Quantification of CVH: life’s essential 8 score

The new CVH definition comprises eight metrics, categorized into two domains for ease of reference in clinical or research settings: health behaviors (diet, physical activity, nicotine exposure, and sleep) and health factors (body mass index, blood lipids, blood glucose, and blood pressure). The AHA determined that an ordinal point scoring system for each metric (ranging from 0 to 100 points) was the most effective method for quantifying the metrics and overall CVH. The total CVH score was calculated by averaging the scores from the 8 measures. Following AHA recommendations, we classified the overall CVH into three levels (high: LE8 ≥ 80, moderate: 50 ≤ LE8 < 80, low: LE8 < 50)23. Previous research has validated the LE8 triple classification method24. To further investigate the relationship between LE8 subscales and arthritis, we applied the same definition and cut-off points to measure and classify health behaviors and health factors in this study. In our analysis, LE8 served as the exposure variable.

Diet

Dietary information in this study was collected using a self-reported food frequency questionnaire. Diet quality was assessed using the Healthy Eating Index (HEI) 201525. The HEI-2015 evaluated diet metrics across five percentile ranges (1st-24th, 25th-49th, 50th-74th, 75th-94th, and ≥ 95th), corresponding to scores of 0, 25, 50, 80, and 100 points, respectively. While self-report and selection biases are potential limitations, stringent standardized procedures were implemented to ensure reliable data quality.

Physical activity

Physical activity assessment utilized the NHANES PAQ-K questionnaire, which quantified weekly moderate or vigorous exercise duration13,23. The physical activity time was categorized into intervals of 0, 1–29, 30–59, 60–89, 90–119, 120–149, and 150 min per week, corresponding to point values of 0, 20, 40, 60, 80, 90, and 100, respectively.

Nicotine exposure

The NHANES SMQ134 questionnaire, which assessed self-reported use of cigarettes or inhaled nicotine, was utilized to quantify nicotine exposure26. Five nicotine exposure categories were established: current smoker, former smoker (quit < 1 year) or current user of inhaled nicotine delivery systems, former smoker (quit 1 to < 5 years), former smoker (quit ≥ 5 years), and never smoker, corresponding to 0, 25, 50, 80, and 100 points, respectively. Adults residing in homes with an active indoor smoker had 20 points deducted from their score.

Sleep health

In alignment with previous research13,27 sleep health was assessed using a questionnaire to collect self-reported average hours of sleep per night.
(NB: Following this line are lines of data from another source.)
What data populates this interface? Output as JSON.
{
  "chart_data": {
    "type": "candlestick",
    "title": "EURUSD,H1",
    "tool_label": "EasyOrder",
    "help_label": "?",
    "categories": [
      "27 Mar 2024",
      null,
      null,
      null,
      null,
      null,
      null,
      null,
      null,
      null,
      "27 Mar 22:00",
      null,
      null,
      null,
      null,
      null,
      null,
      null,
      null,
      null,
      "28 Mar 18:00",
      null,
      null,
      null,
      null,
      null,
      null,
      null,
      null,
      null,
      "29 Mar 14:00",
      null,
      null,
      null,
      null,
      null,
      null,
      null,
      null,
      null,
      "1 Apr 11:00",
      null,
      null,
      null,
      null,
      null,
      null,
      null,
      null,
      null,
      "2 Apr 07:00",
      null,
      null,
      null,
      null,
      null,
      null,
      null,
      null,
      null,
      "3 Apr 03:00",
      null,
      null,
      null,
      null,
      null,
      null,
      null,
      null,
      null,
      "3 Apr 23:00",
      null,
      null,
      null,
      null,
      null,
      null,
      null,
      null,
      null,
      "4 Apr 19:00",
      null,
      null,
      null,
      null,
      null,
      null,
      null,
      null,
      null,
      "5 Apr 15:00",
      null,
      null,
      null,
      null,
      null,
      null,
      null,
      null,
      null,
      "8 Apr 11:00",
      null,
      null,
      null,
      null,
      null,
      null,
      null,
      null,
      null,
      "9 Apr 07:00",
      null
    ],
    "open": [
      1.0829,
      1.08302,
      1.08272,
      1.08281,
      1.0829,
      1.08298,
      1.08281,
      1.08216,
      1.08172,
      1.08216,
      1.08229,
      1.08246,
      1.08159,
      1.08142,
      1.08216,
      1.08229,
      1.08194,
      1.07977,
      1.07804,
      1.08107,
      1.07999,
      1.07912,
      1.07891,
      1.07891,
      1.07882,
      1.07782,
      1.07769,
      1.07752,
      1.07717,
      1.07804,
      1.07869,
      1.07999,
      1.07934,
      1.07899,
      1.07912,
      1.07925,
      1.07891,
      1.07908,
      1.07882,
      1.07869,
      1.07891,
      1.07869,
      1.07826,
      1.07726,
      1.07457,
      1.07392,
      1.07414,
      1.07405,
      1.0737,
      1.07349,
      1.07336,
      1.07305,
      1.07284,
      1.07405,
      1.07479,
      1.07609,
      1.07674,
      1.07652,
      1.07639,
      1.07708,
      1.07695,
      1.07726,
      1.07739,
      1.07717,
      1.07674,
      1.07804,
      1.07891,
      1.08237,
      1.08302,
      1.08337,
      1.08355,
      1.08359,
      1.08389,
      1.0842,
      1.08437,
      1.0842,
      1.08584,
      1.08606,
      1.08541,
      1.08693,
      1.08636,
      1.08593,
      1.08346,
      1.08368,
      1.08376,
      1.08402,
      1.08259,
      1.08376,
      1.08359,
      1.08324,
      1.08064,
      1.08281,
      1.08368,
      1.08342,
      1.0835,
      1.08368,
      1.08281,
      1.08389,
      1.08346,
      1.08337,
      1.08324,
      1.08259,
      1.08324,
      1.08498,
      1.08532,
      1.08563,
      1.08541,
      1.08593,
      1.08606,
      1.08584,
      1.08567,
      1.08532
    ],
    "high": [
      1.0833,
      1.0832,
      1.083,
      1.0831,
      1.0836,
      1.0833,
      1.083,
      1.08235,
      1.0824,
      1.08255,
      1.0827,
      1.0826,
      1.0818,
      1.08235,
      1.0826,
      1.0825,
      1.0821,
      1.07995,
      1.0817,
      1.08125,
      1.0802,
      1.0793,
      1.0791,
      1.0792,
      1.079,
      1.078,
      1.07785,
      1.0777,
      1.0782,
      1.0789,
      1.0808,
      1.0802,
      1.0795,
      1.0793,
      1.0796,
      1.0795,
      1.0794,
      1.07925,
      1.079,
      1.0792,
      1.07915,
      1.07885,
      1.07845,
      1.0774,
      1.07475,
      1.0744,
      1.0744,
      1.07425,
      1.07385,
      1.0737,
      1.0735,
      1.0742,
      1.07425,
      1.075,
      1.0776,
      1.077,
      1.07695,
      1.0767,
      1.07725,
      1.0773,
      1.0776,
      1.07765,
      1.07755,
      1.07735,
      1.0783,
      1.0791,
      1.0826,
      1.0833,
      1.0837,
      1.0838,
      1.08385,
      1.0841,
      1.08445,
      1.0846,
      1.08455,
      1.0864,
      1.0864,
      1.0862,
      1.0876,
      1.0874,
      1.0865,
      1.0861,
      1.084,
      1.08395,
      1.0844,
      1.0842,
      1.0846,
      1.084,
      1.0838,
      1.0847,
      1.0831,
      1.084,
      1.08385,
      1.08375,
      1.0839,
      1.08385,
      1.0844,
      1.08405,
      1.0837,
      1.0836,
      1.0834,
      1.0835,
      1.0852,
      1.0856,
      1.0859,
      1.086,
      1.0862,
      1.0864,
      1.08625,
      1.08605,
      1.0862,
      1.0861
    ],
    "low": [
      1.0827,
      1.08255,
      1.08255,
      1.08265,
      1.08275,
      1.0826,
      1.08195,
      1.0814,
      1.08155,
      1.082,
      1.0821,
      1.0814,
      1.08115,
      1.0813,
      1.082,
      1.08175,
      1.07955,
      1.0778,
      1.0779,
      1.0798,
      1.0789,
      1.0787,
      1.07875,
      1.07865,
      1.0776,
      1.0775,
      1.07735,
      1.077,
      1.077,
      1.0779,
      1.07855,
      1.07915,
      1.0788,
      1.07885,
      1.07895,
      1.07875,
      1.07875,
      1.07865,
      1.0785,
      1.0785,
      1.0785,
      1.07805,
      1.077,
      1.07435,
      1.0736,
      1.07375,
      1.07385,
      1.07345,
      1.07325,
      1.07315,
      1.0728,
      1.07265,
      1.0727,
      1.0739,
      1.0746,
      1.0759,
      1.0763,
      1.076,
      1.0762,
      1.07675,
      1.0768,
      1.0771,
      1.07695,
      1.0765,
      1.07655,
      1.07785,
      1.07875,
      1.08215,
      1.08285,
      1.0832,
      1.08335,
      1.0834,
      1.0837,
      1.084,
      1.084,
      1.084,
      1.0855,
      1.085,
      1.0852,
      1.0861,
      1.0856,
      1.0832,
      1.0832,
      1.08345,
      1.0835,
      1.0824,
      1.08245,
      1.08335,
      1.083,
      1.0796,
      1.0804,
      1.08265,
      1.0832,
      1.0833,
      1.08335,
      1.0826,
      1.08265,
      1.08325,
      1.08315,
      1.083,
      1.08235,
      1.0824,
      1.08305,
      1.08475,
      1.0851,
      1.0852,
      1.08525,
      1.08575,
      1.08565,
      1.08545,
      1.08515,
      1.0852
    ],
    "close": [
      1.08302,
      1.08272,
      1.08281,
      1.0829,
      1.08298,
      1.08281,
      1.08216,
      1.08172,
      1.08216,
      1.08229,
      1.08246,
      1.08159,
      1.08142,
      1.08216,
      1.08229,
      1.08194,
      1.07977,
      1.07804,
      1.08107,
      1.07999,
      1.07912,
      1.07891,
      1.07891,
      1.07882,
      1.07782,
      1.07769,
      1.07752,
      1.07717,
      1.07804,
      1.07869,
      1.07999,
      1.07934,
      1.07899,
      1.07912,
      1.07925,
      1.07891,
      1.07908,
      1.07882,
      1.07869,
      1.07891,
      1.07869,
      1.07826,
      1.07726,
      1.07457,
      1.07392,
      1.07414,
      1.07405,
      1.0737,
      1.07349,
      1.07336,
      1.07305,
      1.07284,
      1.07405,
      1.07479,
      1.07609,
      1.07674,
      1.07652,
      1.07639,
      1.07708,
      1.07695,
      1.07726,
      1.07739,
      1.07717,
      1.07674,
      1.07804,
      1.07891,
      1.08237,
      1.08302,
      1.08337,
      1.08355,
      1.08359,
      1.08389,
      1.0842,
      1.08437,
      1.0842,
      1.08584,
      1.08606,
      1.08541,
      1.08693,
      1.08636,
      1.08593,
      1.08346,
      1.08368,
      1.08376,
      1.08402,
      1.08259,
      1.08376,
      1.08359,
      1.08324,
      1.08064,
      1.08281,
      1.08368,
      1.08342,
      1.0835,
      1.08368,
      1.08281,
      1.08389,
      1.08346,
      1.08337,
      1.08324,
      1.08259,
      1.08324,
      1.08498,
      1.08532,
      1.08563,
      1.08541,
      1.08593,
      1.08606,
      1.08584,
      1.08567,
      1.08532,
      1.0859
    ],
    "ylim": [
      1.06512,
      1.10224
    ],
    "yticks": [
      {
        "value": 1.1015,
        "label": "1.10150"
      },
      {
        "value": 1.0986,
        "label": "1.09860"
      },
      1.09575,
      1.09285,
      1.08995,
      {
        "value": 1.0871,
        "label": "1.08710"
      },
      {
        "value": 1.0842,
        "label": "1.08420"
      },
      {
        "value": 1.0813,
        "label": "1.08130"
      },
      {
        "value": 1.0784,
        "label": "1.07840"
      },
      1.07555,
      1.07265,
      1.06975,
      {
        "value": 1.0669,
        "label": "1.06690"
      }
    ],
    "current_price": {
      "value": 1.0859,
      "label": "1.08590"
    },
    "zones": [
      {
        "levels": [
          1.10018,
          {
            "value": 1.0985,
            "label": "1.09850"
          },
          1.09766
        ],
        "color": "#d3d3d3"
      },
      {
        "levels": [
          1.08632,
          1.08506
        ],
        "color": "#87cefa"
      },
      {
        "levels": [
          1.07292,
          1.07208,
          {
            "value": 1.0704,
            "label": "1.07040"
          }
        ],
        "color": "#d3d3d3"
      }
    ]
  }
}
Sleep duration was categorized as follows: <4, 4 to < 5, 5 to < 6 or ≥ 10, 6 to < 7, 9 to < 10, and 7 to < 9 h, corresponding to 0, 20, 40, 70, 90, and 100 points, respectively. Trained interviewers administered the questionnaire at participants’ homes using a computer-assisted personal interview system to ensure data integrity, consistency, and analytical utility.

Body mass index (BMI)

In accordance with previous research methodologies, BMI was calculated using weight and height measurements obtained by trained study personnel. Participants were categorized into four groups based on their BMI: 18.5–24.9 kg/m2 (normal weight), 25.0–29.9 (overweight), 30.0–34.9 (obese grade 1), and ≥ 35.0 (obese grade 2 and 3)28,29,30.

Blood lipids

A study by Jiahong Sun, et al. demonstrated that non-HDL cholesterol was measured and calculated from blood samples to evaluate blood lipid profiles. Non-HDL levels were categorized as ≥ 220, 190–219, 160–189, 130–159, and < 130 mg/dL, corresponding to scores of 0, 20, 40, 60, and 100, respectively13,27.

Blood glucose

In accordance with previous research13,27 blood samples were utilized to evaluate blood glucose levels by measuring HbA1c (%) and fasting blood glucose (FBG, mg/dL). Blood glucose levels were categorized as follows: diabetes with HbA1c ≥ 10.0%, diabetes with HbA1c of 9.0-9.9%, diabetes with HbA1c of 8.0-8.9%, diabetes with HbA1c of 7.0-7.9%, diabetes with HbA1c < 7.0%, no diabetes and fasting blood glucose (FBG) of 100–125 mg/dL or HbA1c of 5.7–6.4%, and no history of diabetes and FBG < 100 mg/dL or HbA1c < 5.7%. These categories corresponded to 0, 10, 20, 30, 40, 60, and 100 points, respectively.

Blood pressure

In accordance with previous studies13,27 blood pressure assessment encompassed both systolic and diastolic measurements. The scoring system for blood pressure was as follows: systolic pressure of 160 mmHg or diastolic pressure of 100 mmHg scored 0 points; 140–159 mmHg systolic or 90–99 mmHg diastolic scored 25 points; 130–139 mmHg systolic or 80–89 mmHg diastolic scored 50 points; 120–129/80 mmHg scored 75 points; and 120/80 mmHg scored 100 points. For individuals undergoing blood pressure treatment, a deduction of twenty points was applied.

Covariates

Our study incorporated covariates that potentially influence the association between LE8 and arthritis. These included gender (Male/Female), age (Years), race (Non-Hispanic White, Non-Hispanic Black, Mexican American, Other Hispanic, Others), education level (Less than high school, High school, More than high school), diabetes status (Yes/No), cancer history (Yes/No), Systemic Immune-Inflammation Index (SII), uric acid levels, and poverty ratio. The poverty ratio was calculated as the ratio of monthly household income to poverty thresholds specified by the Department of Health and Human Services. Detailed measurement procedures for all variables are publicly accessible at www.cdc.gov/nchs/nhanes/.

Statistical analysis

All statistical analyses adhered to the Centers for Disease Control and Prevention (CDC) guidelines, utilizing appropriate NHANES sampling weights and accounting for the complex multistage cluster survey design. Continuous variables were presented as means with standard errors (SE), while categorical characteristics were reported as proportions. To evaluate differences between participants stratified by LE8 tertiles, a weighted Student’s t-test (for continuous variables) or a weighted chi-squared test (for categorical variables) was employed.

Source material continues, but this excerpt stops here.